I spoke with one of my supervisees yesterday about clients who are “fused” with certain thoughts. (Fusion, being a term from ACT, meaning that the person is very hooked by those particular thoughts). Without getting into a whole thing, we can use certain skills through language and visualization to go from a) being very impacted by our thoughts to b) being minimally impacted by our thoughts. A great example is if you think of your stream of thoughts as the radio, and maybe a station is playing that you absolutely hate.
De-fusion coping skills help you go from listening intently to the radio and being super mega bothered by it, to tuning it out and carrying on with whatever you DO want to focus on.
Then we unpacked the thoughts, and realized that for clients who are under constant threat, danger, manipulation, & oppression—it makes SENSE that they are fused with fearful thoughts. That means their threat/danger system is working appropriately.
Let's use a really simple example to make this even clearer:
Imagine you are about to cross a busy street, with cars flying by extremely fast. You become anxious, tense, and start having thoughts of "oh no, what if I get hit by a car when I cross?" This anxious thought is gonna be annoying, sure, but it's also a sign that your threat/danger cues are working properly! This anxiety will keep you in a sympathetic state (aka "fight or flight"), which allows you to be more alert and quicker to react—which is very useful in a threatening situation! In that case, would the best thing be to try and let go of those thoughts? Or wait until the actual threat has passed before trying to "cope" or "manage" them?

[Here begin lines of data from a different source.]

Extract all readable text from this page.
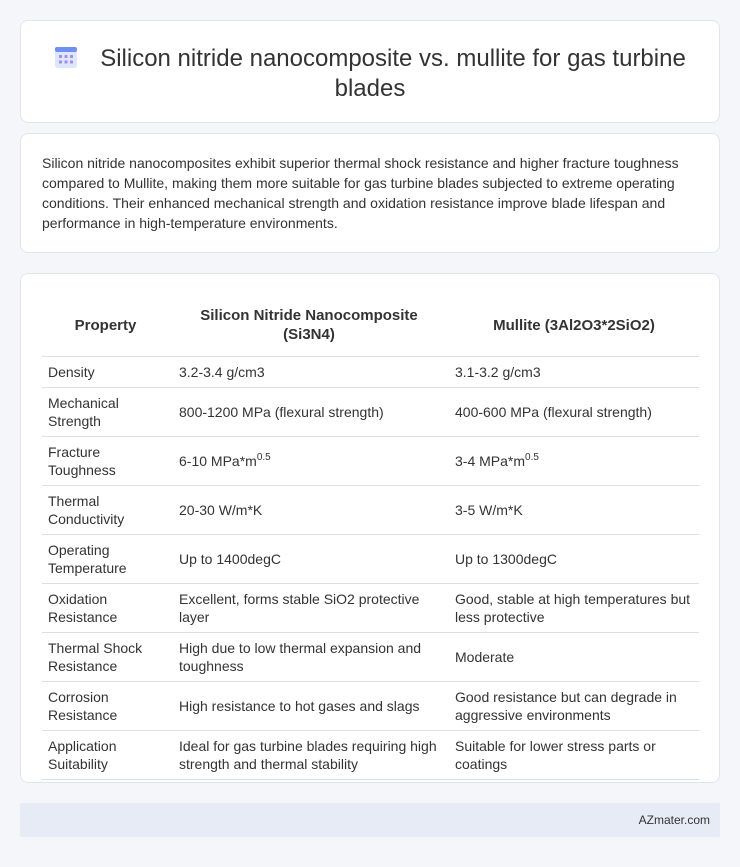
Silicon nitride nanocomposite vs. mullite for gas turbine blades

Silicon nitride nanocomposites exhibit superior thermal shock resistance and higher fracture toughness compared to Mullite, making them more suitable for gas turbine blades subjected to extreme operating conditions. Their enhanced mechanical strength and oxidation resistance improve blade lifespan and performance in high-temperature environments.

Property	Silicon Nitride Nanocomposite (Si3N4)	Mullite (3Al2O3*2SiO2)
Density	3.2-3.4 g/cm3	3.1-3.2 g/cm3
Mechanical Strength	800-1200 MPa (flexural strength)	400-600 MPa (flexural strength)
Fracture Toughness	6-10 $MPa*m^{0.5}$	3-4 $MPa*m^{0.5}$
Thermal Conductivity	20-30 W/m*K	3-5 W/m*K
Operating Temperature	Up to 1400degC	Up to 1300degC
Oxidation Resistance	Excellent, forms stable SiO2 protective layer	Good, stable at high temperatures but less protective
Thermal Shock Resistance	High due to low thermal expansion and toughness	Moderate
Corrosion Resistance	High resistance to hot gases and slags	Good resistance but can degrade in aggressive environments
Application Suitability	Ideal for gas turbine blades requiring high strength and thermal stability	Suitable for lower stress parts or coatings
AZmater.com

SO - what would happen if, in a moment when your angry- or anxious-thoughts make PERFECT SENSE, you try to disconnect (or "defuse") from them? Furthermore, what would happen if you were having those very appropriate thoughts, and then someone else (like your therapist) tried to get you to disconnect from them?
Sometimes the appropriate response isn’t to detach from thoughts/emotions, or try and rationalize with them, or to try and bring in regulation skills. Sometimes their dysregulation is the most appropriate reaction to have.

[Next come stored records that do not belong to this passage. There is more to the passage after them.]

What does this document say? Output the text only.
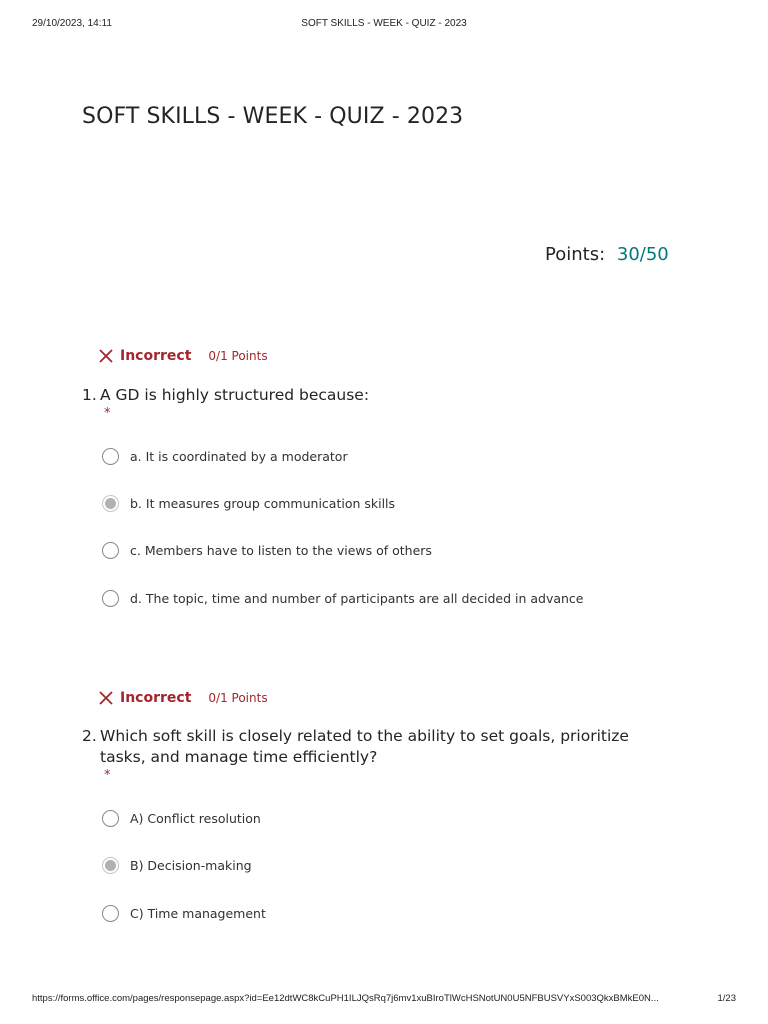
29/10/2023, 14:11	SOFT SKILLS - WEEK - QUIZ - 2023
SOFT SKILLS - WEEK - QUIZ - 2023
Points: 30/50
Incorrect 0/1 Points
1. A GD is highly structured because:
*
a. It is coordinated by a moderator
b. It measures group communication skills
c. Members have to listen to the views of others
d. The topic, time and number of participants are all decided in advance
Incorrect 0/1 Points
2. Which soft skill is closely related to the ability to set goals, prioritize tasks, and manage time efficiently?
*
A) Conflict resolution
B) Decision-making
C) Time management
https://forms.office.com/pages/responsepage.aspx?id=Ee12dtWC8kCuPH1ILJQsRq7j6mv1xuBIroTlWcHSNotUN0U5NFBUSVYxS003QkxBMkE0N...	1/23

This is not a new thought or radical idea—just something I’m constantly having to re-learn as a therapist who supports others, and as a human who supports herself (while unlearning a lot of my colonial programming).
I know my language has shifted to include LOTS about colonialism and capitalism. You may be someone that, like me a few months ago, thinks “what does colonialism have to do with everyday therapy?”

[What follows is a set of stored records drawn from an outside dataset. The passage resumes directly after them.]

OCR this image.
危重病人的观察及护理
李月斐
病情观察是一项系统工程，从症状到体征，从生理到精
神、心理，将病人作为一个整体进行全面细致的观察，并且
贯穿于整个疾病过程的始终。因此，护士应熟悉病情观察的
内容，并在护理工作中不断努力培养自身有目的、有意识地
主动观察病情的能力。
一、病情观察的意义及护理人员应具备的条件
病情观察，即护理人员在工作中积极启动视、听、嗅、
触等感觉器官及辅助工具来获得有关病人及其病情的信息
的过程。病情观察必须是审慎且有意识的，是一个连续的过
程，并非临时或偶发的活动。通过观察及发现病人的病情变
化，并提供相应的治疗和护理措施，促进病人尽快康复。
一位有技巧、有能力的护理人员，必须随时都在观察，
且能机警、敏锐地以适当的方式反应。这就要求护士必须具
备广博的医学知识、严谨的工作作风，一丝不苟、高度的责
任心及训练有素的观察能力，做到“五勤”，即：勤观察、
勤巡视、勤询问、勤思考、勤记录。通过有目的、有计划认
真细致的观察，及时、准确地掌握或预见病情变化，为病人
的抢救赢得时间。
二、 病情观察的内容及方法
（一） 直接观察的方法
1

Well, our entire mental healthcare system as it currently exists was founded on beliefs, assumptions, and processes that protected the interests of the capital. As in, folks who were “mad” or “mentally ill” and could not meet growing labor standards in the 1900s were outcasted. Sometimes to asylums, sometimes to prisons—but they were either “treated” with intent to get them back to working demands, or they’d remain incarcerated through most of their lives.
Then, as neoliberalism and capitalism took effect in 1980, the field of psychiatry attempted to gain credibility by making the public opinion of mental health more about genetics and biology than about the real social and economic factors shaping people’s mental health. It fit the capitalist agenda for mental health issues to be named as individual “syndromes,” treated by medication and individual services, rather than looking as social change as a resolution.
My anti-capitalism rants can go on and on in another blog, but for the time being, I'll leave us with this:
The very real reality for many folks is that they are under near-constant threats of danger—whether it be poverty and financial threats to stability, racism and discriminatory threats to their well-being, physical threats to their safety. In these cases, before you risk invalidating their experience by introducing a coping skill, maybe acknowledge the functionality of them first.